At this point, we cannot divide further since the degree of the new result, 6 + (10/3)x - 2/3, is lower than the degree of the divisor.
Therefore, the quotient when F(x) is divided by 3x^2 + 2x + 1 is 2x - 1, and the remainder is 6 + (10/3)x - 2/3.
To find the quotient and remainder when F(x) is divided by 3x^2+2x+1, we can use polynomial long division.
Step 1: Write the divisor and dividend in descending powers of x:
Divisor: 3x^2+2x+1
Dividend: 6x^3+4x^2-x+5
Step 2: Start dividing the terms by the highest power of x in the divisor (3x^2).

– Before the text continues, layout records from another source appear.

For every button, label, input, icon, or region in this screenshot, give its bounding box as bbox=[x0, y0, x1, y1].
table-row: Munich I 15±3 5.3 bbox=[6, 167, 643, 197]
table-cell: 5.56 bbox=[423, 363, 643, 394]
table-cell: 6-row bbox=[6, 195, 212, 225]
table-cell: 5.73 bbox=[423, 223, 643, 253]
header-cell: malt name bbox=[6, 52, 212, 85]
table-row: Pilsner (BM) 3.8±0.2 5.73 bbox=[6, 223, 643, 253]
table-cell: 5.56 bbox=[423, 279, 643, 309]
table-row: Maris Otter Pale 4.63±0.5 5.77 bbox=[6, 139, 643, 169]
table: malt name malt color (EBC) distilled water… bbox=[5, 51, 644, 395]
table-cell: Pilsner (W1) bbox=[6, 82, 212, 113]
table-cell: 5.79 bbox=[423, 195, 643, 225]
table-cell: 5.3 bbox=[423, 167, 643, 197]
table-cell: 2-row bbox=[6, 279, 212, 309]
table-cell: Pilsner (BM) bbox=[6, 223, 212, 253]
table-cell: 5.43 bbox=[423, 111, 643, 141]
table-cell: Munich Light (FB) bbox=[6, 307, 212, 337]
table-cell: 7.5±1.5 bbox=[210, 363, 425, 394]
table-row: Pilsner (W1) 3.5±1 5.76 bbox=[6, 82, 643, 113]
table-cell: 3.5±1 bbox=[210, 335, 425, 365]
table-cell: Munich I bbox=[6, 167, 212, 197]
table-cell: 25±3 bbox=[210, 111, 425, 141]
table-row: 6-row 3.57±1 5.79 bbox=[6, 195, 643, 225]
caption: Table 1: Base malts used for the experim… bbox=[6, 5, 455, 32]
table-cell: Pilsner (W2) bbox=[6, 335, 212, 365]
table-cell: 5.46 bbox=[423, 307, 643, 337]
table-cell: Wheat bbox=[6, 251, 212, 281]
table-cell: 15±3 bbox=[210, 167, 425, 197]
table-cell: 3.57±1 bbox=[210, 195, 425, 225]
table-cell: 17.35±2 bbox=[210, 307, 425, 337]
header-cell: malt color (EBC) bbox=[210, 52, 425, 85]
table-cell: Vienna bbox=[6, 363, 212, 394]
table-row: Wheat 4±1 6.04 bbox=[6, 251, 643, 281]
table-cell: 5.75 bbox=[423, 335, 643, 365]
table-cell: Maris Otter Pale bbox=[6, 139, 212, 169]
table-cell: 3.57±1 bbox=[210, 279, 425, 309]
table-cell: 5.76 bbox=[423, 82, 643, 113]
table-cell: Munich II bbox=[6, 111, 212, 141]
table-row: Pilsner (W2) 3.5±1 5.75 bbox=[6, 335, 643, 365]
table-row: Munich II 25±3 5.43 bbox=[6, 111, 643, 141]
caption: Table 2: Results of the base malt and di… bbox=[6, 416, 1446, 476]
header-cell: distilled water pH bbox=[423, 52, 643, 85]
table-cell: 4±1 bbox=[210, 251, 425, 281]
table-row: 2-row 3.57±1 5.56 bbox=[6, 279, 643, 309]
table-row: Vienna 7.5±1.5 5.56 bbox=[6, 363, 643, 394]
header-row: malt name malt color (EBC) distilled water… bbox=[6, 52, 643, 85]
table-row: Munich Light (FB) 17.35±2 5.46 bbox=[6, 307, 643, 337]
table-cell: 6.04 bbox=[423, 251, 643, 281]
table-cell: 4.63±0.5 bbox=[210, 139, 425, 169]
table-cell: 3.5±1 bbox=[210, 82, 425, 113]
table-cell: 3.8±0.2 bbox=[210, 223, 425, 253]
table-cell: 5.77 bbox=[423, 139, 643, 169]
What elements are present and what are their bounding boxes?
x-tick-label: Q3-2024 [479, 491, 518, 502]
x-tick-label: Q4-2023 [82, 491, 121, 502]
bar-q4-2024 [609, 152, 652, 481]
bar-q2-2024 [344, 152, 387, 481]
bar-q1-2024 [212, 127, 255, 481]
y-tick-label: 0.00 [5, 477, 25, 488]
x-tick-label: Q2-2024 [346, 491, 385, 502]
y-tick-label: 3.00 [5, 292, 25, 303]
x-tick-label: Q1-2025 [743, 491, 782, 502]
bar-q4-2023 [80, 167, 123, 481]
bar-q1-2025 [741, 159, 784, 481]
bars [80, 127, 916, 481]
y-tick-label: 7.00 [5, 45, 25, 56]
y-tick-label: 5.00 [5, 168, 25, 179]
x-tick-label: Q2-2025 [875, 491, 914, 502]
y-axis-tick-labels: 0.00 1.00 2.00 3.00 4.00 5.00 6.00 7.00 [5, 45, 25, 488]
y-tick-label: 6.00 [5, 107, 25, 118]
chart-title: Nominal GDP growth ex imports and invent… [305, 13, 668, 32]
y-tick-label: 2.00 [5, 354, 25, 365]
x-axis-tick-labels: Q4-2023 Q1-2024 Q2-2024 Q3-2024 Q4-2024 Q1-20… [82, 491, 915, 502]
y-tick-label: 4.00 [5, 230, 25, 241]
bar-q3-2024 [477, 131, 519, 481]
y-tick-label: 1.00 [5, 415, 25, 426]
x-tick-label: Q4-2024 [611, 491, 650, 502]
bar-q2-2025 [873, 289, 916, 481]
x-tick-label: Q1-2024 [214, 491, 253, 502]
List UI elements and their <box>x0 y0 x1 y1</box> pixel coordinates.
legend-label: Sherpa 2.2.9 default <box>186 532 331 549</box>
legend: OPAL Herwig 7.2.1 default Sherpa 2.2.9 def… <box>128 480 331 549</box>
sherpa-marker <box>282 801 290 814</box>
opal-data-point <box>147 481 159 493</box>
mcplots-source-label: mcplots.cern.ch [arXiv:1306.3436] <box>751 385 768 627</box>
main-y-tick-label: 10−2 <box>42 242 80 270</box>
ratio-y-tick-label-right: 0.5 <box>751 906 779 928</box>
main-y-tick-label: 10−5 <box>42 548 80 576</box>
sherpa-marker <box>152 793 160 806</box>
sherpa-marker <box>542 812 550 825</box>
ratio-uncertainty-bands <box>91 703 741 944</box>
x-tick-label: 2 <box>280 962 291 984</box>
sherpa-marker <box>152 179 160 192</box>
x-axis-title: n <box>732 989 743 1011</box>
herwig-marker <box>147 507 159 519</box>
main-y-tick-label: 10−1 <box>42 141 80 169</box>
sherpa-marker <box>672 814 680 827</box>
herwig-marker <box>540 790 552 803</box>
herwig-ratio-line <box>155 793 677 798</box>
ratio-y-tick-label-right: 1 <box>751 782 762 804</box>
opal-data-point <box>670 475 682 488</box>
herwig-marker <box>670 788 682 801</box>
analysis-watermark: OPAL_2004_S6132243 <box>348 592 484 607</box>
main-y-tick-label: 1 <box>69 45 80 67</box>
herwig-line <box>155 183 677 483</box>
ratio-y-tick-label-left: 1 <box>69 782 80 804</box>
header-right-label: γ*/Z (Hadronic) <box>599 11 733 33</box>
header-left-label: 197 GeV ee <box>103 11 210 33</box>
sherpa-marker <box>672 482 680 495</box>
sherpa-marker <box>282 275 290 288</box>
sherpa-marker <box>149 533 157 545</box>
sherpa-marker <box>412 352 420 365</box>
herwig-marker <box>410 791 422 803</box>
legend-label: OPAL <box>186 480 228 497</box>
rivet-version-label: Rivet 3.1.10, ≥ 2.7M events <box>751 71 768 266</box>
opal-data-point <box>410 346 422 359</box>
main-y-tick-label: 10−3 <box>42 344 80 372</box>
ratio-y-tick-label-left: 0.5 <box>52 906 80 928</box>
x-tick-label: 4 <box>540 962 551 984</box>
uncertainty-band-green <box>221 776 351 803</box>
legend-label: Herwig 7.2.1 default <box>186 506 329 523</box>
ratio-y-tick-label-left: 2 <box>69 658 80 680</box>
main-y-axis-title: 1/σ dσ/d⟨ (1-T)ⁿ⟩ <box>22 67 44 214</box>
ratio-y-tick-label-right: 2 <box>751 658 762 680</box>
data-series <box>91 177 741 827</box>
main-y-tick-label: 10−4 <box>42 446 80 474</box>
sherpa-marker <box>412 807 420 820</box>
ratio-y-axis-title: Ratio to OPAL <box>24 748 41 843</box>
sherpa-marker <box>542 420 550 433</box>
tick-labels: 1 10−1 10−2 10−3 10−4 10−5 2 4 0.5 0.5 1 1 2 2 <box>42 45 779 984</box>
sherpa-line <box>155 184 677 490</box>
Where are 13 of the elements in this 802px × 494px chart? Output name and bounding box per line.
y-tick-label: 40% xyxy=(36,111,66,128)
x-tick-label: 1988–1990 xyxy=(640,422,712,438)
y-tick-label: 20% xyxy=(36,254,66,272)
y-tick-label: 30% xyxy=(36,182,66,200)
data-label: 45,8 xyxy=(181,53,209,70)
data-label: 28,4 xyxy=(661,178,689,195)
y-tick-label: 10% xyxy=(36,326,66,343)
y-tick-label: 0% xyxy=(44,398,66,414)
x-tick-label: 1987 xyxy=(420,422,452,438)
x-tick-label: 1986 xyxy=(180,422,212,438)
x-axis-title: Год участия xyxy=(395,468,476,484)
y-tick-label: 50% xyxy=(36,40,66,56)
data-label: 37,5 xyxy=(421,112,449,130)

3x^2 goes into 6x^3, 2x times.
- Multiply the divisor by 2x and subtract it from the dividend:
(2x)(3x^2+2x+1) = 6x^3 + 4x^2 + 2x
(6x^3+4x^2-x+5) - (6x^3+4x^2+2x) = -3x+5
Step 3: Bring down the next term (-3x):
Quotient so far: 2x
Dividend: -3x + 5
Step 4: Divide the new term by the highest power of x in the divisor (3x^2).
3x^2 goes into -3x, -x times.
- Multiply the divisor by -x and subtract it from the new dividend:
(-x)(3x^2+2x+1) = -3x^3 - 2x^2 - x
(-3x+5) - (-3x^3-2x^2-x) = 7x + 5
Step 5: Bring down the next term (7x):
Quotient so far: 2x - x
Dividend: 7x + 5
Step 6: Divide the new term by the highest power of x in the divisor (3x^2).
3x^2 goes into 7x, 2 times.
- Multiply the divisor by 2 and subtract it from the new dividend:
(2)(3x^2+2x+1) = 6x^2 + 4x + 2
(7x+5) - (6x^2+4x+2) = x + 3
Step 7: We have now reached the end, and we have the remainder x+3.
Quotient: 2x - x + 2
Remainder: x + 3
Therefore, the quotient when F(x) is divided by 3x^2+2x+1 is 2x - x + 2 and the remainder is x + 3.